金属製のコマを4段重ねで回す4段回しのデモ
金属製のコマを4段重ねで回す4段回しのデモ[クリックで拡大]

 4段回しに用いる金属製のコマを提供したのは由紀精密だ。精密部品の設計製造を手掛ける同社だが、「全日本製造業コマ大戦」の初代王者としても知られており、3分以上回り続ける高精度のコマである「SEIMITSU COMA」もノベルティ向け商品として展開している。今回のデモ用のコマは、SEIMITSU COMAよりもさらに長く安定して回るよう設計された。

「JIMTOF2022」でSIIが披露しているコマ4段回しのデモ[クリックで再生]

 デモでは、SIIの最高回転数8万rpmの高周波スピンドル「M8H-TM」を用いて、由紀精密のコマをピックアップしてから高速回転させて細い軸の上に載せてから、その上に2番目のコマを同様に高速回転させて載せ、3番目のコマ、4番目のコマも同様に上に載せていくことで4段重ねにして4段回しを実現している。

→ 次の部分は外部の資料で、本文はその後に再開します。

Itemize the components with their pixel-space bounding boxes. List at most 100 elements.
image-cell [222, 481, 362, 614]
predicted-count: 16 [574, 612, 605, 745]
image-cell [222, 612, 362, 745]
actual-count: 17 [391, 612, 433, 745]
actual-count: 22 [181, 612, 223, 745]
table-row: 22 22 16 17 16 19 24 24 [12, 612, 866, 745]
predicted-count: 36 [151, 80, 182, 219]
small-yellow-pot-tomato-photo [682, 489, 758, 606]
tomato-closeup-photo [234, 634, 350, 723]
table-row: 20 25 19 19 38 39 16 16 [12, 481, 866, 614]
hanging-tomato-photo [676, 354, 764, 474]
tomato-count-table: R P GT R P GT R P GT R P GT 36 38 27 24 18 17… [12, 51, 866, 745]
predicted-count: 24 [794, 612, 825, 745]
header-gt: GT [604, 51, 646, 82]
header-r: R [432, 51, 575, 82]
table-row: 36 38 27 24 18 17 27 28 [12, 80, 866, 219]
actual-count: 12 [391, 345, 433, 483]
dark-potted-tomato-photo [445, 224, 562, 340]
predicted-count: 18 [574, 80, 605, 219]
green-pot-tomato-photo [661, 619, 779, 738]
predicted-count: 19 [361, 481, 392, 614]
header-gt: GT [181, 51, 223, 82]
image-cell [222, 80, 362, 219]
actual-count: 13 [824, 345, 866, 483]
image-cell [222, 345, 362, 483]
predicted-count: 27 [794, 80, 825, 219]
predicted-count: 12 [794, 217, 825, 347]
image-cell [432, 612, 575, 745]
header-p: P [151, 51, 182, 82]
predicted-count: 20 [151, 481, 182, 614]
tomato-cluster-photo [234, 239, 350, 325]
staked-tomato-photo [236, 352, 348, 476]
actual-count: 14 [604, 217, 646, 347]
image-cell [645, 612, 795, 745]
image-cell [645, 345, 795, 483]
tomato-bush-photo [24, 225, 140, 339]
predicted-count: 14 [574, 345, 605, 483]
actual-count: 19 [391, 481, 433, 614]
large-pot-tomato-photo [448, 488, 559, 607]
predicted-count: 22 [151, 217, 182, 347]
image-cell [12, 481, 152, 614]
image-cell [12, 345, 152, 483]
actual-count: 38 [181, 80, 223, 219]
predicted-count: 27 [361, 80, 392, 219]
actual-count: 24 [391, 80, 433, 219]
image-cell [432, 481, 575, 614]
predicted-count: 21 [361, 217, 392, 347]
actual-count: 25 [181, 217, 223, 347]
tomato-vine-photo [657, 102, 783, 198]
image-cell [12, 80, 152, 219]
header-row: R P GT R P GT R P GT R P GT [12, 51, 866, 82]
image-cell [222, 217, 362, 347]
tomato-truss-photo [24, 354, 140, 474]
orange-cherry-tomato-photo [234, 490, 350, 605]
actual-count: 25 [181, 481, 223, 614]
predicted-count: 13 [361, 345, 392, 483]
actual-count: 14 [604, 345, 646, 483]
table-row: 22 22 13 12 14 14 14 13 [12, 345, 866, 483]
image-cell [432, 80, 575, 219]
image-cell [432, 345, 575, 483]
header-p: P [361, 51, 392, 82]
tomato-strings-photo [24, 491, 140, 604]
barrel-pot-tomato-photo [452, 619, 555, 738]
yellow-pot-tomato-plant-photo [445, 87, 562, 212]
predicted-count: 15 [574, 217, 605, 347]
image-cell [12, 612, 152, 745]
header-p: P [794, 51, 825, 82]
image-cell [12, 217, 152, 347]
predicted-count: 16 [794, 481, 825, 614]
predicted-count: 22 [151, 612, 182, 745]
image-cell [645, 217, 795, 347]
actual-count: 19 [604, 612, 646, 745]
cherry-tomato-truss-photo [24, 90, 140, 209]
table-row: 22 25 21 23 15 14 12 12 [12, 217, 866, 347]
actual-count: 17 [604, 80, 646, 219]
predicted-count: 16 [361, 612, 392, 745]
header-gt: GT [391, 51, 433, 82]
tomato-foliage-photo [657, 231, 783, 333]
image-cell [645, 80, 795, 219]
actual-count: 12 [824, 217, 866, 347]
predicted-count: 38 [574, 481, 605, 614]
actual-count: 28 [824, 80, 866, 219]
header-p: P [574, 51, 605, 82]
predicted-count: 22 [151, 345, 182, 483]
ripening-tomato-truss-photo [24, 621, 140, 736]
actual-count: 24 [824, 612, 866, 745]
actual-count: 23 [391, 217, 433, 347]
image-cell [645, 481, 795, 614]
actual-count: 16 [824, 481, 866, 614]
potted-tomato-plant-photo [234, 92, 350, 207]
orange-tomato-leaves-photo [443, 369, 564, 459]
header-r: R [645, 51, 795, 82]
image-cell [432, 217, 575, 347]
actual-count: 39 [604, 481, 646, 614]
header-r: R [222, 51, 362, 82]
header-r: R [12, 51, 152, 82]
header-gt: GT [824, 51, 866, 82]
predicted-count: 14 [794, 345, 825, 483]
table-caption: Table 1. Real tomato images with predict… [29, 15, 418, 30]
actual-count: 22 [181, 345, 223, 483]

 デモのコンセプトは「抜群の安定感で『回転』するコマと、高速かつ精密に対象物を『回転』させる高周波スピンドル、それぞれが持つ『回転』の技術を高い次元で結集し困難に取り組む」である。もともと交流のあったSII 社長の内藤高弘氏と、由紀精密の親会社である由紀ホールディングス 社長の大坪正人氏の間で出た話が、両社によるプロジェクトのきっかけになったという。

 デモの様子を見ると4段回しはそれほど難しくないように見えるが、高速で回転する小さなコマの回転数が落ちないうちに上に別のコマを載せて回すのは極めて難しく、それを3段、4段と積み上げるのは至難の業だったという。そこで、コマの設計、試作をはじめ、スピンドルの回転数や位置、コマを着脱する方法や、リリースする高さやタイミングなど、2022年春ごろから約半年にわたって試行錯誤を繰り返してきた。「ただ、あともう少し開発の時間があれば5段回しまで行けたかも……」(SIIの説明員)。

 同説明員は「当社はセイコーグループというイメージもあってか、高周波スピンドルや研削盤を扱っていることがあまり知られていない。今回の由紀精密とのデモを通して、高精度、高剛性、低振動を特徴とするSIIの高周波スピンドルや研削盤のことを多くの方に知ってもらえれば」と述べている。

SIIが展示した高周波スピンドルSIIが展示した研削盤 SIIが展示した高周波スピンドル(左)と研削盤(右)[クリックで拡大]

 なお、4段回しデモについては、新進気鋭のクリエイティブチームmaxillaが独自の世界観で表現したPV動画「REVOLUTION FOR THE FUTURE」としてYouTubeでも公開されている。